OPINION:
Secularists intent on feigning that God has no place in the political and cultural spheres are often faced with some uncomfortable rebuttals and realities.
Among them, “In God We Trust” is a slogan and proclamation that has long been emblazoned on American currency. And while debate has centered around its presence, few likely know the story behind how it unfolded — and why it matters.
Jon Brown of The Christian Post recently delved deep into the background of Matthew Rothert Sr., a Presbyterian furniture manufacturer from Arkansas who, after feeling compelled in 1953 to get “In God We Trust” on paper currency, embarked on that very journey.
It should be noted that Rothert was in a Chicago church on June 21, 1953, when he felt the Holy Spirit give him the idea to get the slogan placed on paper bills. At the time, it was already present on U.S. coins — something that started nearly 100 years earlier.

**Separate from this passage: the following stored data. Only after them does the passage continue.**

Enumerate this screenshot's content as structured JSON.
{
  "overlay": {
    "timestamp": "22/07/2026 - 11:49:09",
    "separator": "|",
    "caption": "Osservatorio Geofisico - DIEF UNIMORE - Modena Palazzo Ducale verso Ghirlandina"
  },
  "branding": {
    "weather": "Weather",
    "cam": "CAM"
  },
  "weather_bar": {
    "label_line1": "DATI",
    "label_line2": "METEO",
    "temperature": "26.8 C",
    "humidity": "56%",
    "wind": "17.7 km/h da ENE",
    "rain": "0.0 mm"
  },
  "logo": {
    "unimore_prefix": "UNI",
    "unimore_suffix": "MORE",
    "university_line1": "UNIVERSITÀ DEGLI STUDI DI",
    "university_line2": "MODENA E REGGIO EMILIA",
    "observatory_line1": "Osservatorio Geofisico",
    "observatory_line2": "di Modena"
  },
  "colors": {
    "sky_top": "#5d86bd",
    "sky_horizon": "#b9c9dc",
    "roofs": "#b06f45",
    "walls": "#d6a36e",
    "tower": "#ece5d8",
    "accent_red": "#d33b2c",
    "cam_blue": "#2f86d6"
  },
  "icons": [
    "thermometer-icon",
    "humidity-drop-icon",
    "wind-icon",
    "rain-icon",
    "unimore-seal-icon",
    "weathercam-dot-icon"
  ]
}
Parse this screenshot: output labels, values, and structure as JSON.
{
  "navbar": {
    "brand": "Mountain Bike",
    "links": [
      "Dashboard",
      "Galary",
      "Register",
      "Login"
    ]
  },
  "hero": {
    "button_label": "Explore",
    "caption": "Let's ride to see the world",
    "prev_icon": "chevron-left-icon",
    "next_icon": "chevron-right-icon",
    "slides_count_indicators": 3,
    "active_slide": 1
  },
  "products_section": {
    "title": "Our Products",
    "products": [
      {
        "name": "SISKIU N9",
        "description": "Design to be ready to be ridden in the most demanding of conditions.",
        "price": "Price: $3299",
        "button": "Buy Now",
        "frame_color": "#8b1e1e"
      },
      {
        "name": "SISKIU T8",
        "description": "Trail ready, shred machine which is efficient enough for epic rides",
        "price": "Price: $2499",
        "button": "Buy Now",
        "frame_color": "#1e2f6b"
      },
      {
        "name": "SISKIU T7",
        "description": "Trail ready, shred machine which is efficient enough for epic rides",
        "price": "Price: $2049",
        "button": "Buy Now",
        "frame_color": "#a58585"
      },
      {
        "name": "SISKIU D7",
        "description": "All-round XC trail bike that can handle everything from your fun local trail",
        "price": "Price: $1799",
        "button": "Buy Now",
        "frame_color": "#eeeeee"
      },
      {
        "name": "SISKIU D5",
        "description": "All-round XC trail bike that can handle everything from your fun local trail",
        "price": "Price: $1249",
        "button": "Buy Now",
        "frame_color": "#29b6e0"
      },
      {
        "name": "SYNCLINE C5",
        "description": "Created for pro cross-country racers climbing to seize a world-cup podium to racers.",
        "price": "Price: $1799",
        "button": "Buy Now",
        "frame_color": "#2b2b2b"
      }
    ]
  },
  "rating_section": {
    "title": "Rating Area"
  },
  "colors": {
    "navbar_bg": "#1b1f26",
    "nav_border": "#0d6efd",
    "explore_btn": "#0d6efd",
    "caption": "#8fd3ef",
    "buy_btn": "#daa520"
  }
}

“’In God We Trust’ was first added to U.S. coins during the beginning of the Civil War, when religious sentiment was on an upswing and concerned Americans wanted the world to know what their country stood for,” Sarah Begley wrote in Newsweek in 2016. “Many wrote to Secretary of the Treasury Salmon P. Chase on the matter, and he agreed with their arguments.”
The first coin was released in 1864, with “In God We Trust” being adapted from a verse in Francis Scott Key’s “Star-Spangled Banner.”
Notably, it was a preacher who reportedly sparked the motto being on coinage. Mark Richards Watkinson, who ran a small church near Philadelphia, wrote a letter to Chase expressing his desire to see America acknowledge the Lord amid the Civil War.
“You are about to submit your annual report to Congress respecting national finances. One fact has been overlooked,” Watkinson wrote. “I mean recognition of the Almighty God in some form on our coins. What if our Republic were now shattered? Would not antiquaries of succeeding centuries reason from our past that we were a heathen nation?
“From my heart I have felt our national shame in disowning God as not the least of our present national disasters.”
Chase took action and directed the Mint to adopt the slogan It was first applied to bronze 2-cent pieces in 1864. Another fun fact is that the director of the U.S. Mint at the time was James Pollock, a Presbyterian minister who also helped make the slogan happen.
Over the years, debate followed “In God We Trust,” and it was removed and reapplied to currency. Yet by 1908, it was back on and remains on U.S. coins today.
Many decades after the coinage issue was settled, Rothert found himself wondering why the same treatment wasn’t given to paper money. After the Holy Spirit prompted him to act, he went on quite a journey, according to his daughter, Alice Rothert Nelson — one that began in the pews that fateful day.
“The collection plate was going around, and he felt God tell him that the coins had ’In God We Trust,’ but it was the bills that went all around the world,” Ms. Rothert Nelson recently told Mr. Brown. “And he believed he should get ’In God We Trust’ on the bills of the paper money, and so that started the campaign.”
Rothert’s advocacy involved letters, speeches and passionate pleas to persuade people of the importance of the U.S. putting the slogan on paper currency. Ultimately, Rothert believed God had sent him on a mission to make it happen.
“The Lord seemed to tell me to do this,” he told the National Enquirer in 1987. “He put the idea so strongly in my mind that I worked on it until I accomplished my goal.”
Rothert continued, “I realized the circulation of American coins was limited to the boundaries of the country, while U.S. paper money circulated worldwide. It looked like Americans were saying they trusted in God only a few cents’ worth.”
His efforts paid off. After working with politicians and ceaselessly advocating, President Dwight D. Eisenhower signed the bill in 1955 that brought “In God We Trust” to paper currency, with the first bills bearing the slogan appearing just two years later in 1957.
Hope Rothert Taft, another of Rothert’s daughters, who served as first lady of Ohio from 1999 to 2007, told Mr. Brown that the central lesson of her father’s efforts is God’s ability to accomplish anything through His people.
“I use it as an encouragement to let people know that they can make a difference,” she said. “It doesn’t matter where they come from or what size of a family, or whether they’re well-known or not. They can make a difference, like my father did.”
In the end, Rothert’s efforts serve to also remind us, via our currency, of the supernatural source of our freedom and liberty — and that’s certainly something to celebrate.
• Billy Hallowell is a digital TV host and interviewer for Faithwire and CBN News and the co-host of CBN’s “Quick Start Podcast.” Mr. Hallowell is also the author of four books.